Citations

L’intelligence de la vie a mis en nous une cadence que la vitesse a changée. Parce que nous ne voulons pas renoncer à la frénésie, nous nous dotons d’instruments supplémentaires pour la supporter. Et nous voici prolongés de téléphones et d’ordinateurs portables, appendices censés nous faciliter les choses, eux qui nous tiennent par le nombre fou de messages à traiter ou par leur incessante obsolescence. Car nous sommes dans le mythe d’un toujours plus indéfini, sans jamais pouvoir atteindre une satisfaction que nous plaçons de plus en plus haut. Il ne faut pas confondre aptitudes et intelligence. Ce que nous savons faire ne mérite pas toujours d’être fait.

La littérature, comme l’art tout entier, est la preuve que la vie ne suffit pas.

Antonio Tabucchi, citant Pessoa. Relevé dans la Quinzaine littéraire du 16 au 31 juillet 2010

Si je dis écriture, certains vont pouvoir dire que c’est un peu facile, mais en même temps, pas tant que ça. Pour moi, l’un est vraiment lié à l’autre. Il n’y a pas de lecture sans écriture, le web le fait encore plus resurgir, mais je pense que ça toujours été ça. Il n’y a pas de lecture sans appropriation et l’appropriation passe souvent par l’écriture. Il n’y a pas de lecture sans compréhension, sans qu’on fasse quelque chose des mots de l’autre, la manière dont on les pense, la manière dont on se les approprie. La lecture déclenche l’écriture, que ce soit de choses juste pour comprendre ce qu’on a lu, que ce soit pour aller plus loin, faire soi-même de la littérature, mais pour moi il n’y a pas de lecture sans écriture, les deux vont vraiment ensemble.

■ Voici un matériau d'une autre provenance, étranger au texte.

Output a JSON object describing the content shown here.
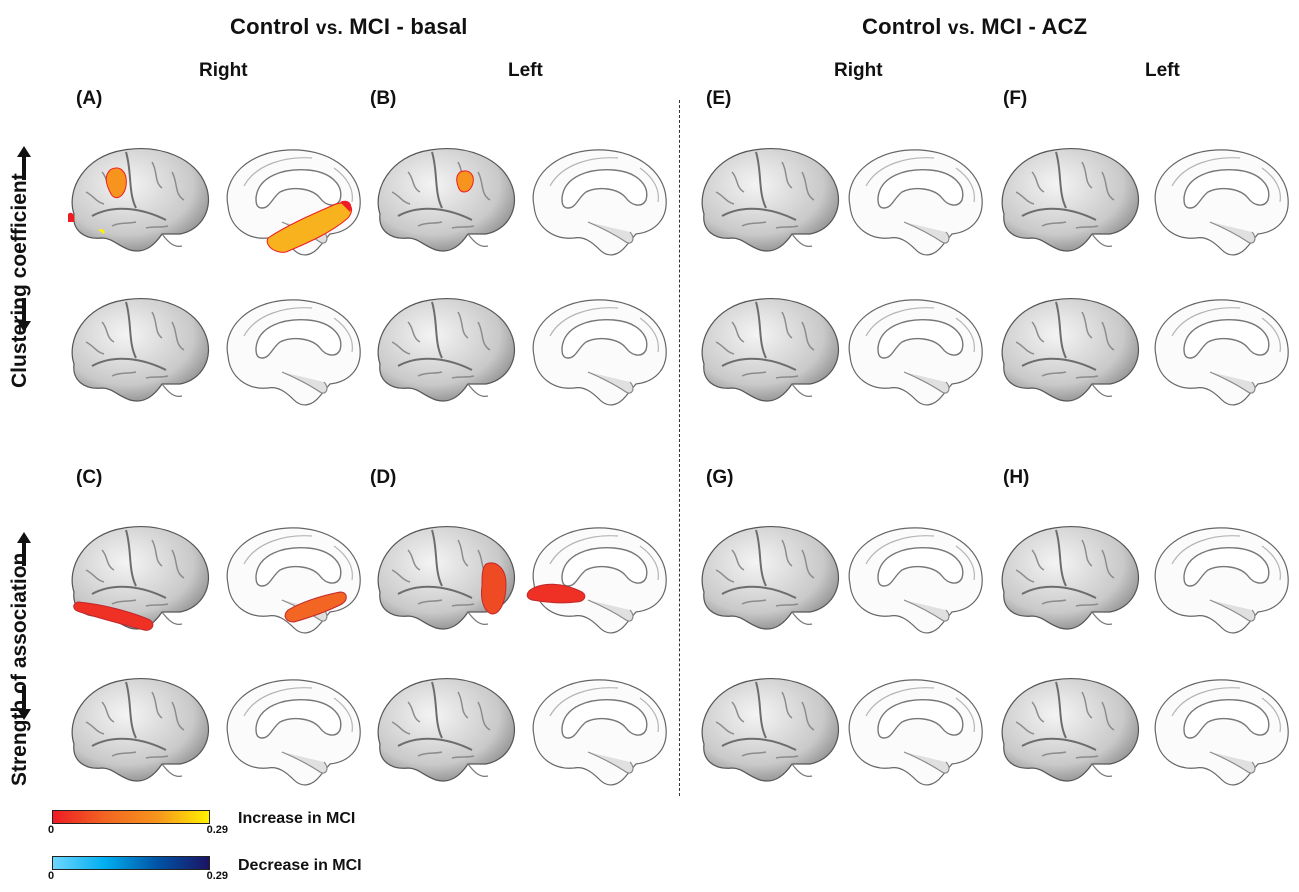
{
  "groups": [
    {
      "title_main": "Control",
      "title_vs": "vs.",
      "title_rest": "MCI - basal"
    },
    {
      "title_main": "Control",
      "title_vs": "vs.",
      "title_rest": "MCI - ACZ"
    }
  ],
  "hemispheres": {
    "right": "Right",
    "left": "Left"
  },
  "rows": {
    "top": "Clustering coefficient",
    "bottom": "Strength of association"
  },
  "panels": {
    "A": "(A)",
    "B": "(B)",
    "C": "(C)",
    "D": "(D)",
    "E": "(E)",
    "F": "(F)",
    "G": "(G)",
    "H": "(H)"
  },
  "legend": {
    "increase": {
      "label": "Increase in MCI",
      "min": "0",
      "max": "0.29",
      "colors": [
        "#ee1c24",
        "#f26522",
        "#f7941d",
        "#fff200"
      ]
    },
    "decrease": {
      "label": "Decrease in MCI",
      "min": "0",
      "max": "0.29",
      "colors": [
        "#6dd6ff",
        "#00aeef",
        "#0054a6",
        "#1b1464"
      ]
    }
  },
  "icons": {
    "up": "arrow-up-icon",
    "down": "arrow-down-icon"
  }
}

Hubert Guillaud, dans un entretien sur Mélico

Les combats ne sont plus les mêmes. On est entré dans l’ère des médias. Les choix de l’éditeur portent moins sur des manuscrits que sur des projets suscités en fonction de leur capacité médiatique. C’est le temps, surtout, qui n’est plus le même. Le métier tel que je le pratiquais consistait à donner du temps à l’oeuvre, à l’auteur. Plus il raccourcit, plus on fait de l’édition quelque chose qui ressemble à la presse, qui a l’air d’être le même métier et qui n’a plus le même visage.

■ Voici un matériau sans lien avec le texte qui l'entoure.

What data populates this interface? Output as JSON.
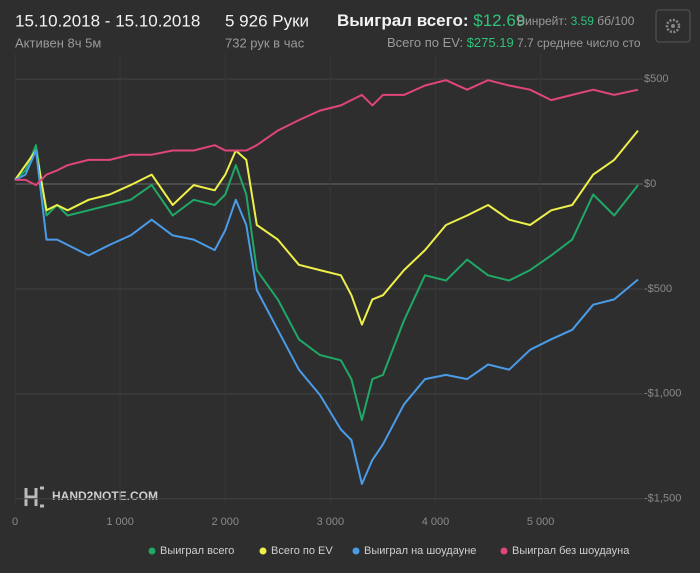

Robert Laffont, cité dans la nécro du Monde daté du 21 mai 2010

A un point donné de la lecture, l’œil s’écarte du texte, de la phrase, du mot, de la lettre, et, aussi bien, du livre, de la page, de la ligne ; il fuit le blanc de la page et se fixe ailleurs ; en retour, muettement ou par des annotations, les “fruits de la médiation” sont réinjectés dans la lecture qui reprend.

Alain Giffard, Is Google… ?

Je crois que les bibliothécaires ont pris conscience qu’ils ne détenaient plus le monopole de la diffusion de la connaissance et qu’ils avaient tout à gagner à s’ouvrir sur le monde. C’est sans doute un topos que de dire cela, mais Internet représente une chance inouïe pour les bibliothèques : elles doivent juste comprendre ce qu’elles peuvent en faire et apprendre à en tirer le meilleur.

Nous vivons une époque où il ne semble plus nécessaire d’apprendre pour savoir et, à l’instar de nombreuses autres actions où l’improvisation irresponsable est la loi – elle se trouve dans toutes les expressions artistiques -, Internet est le lieu où la plus totale ignorance est présentée comme un exemple à suivre. On est en train de mythifier Internet.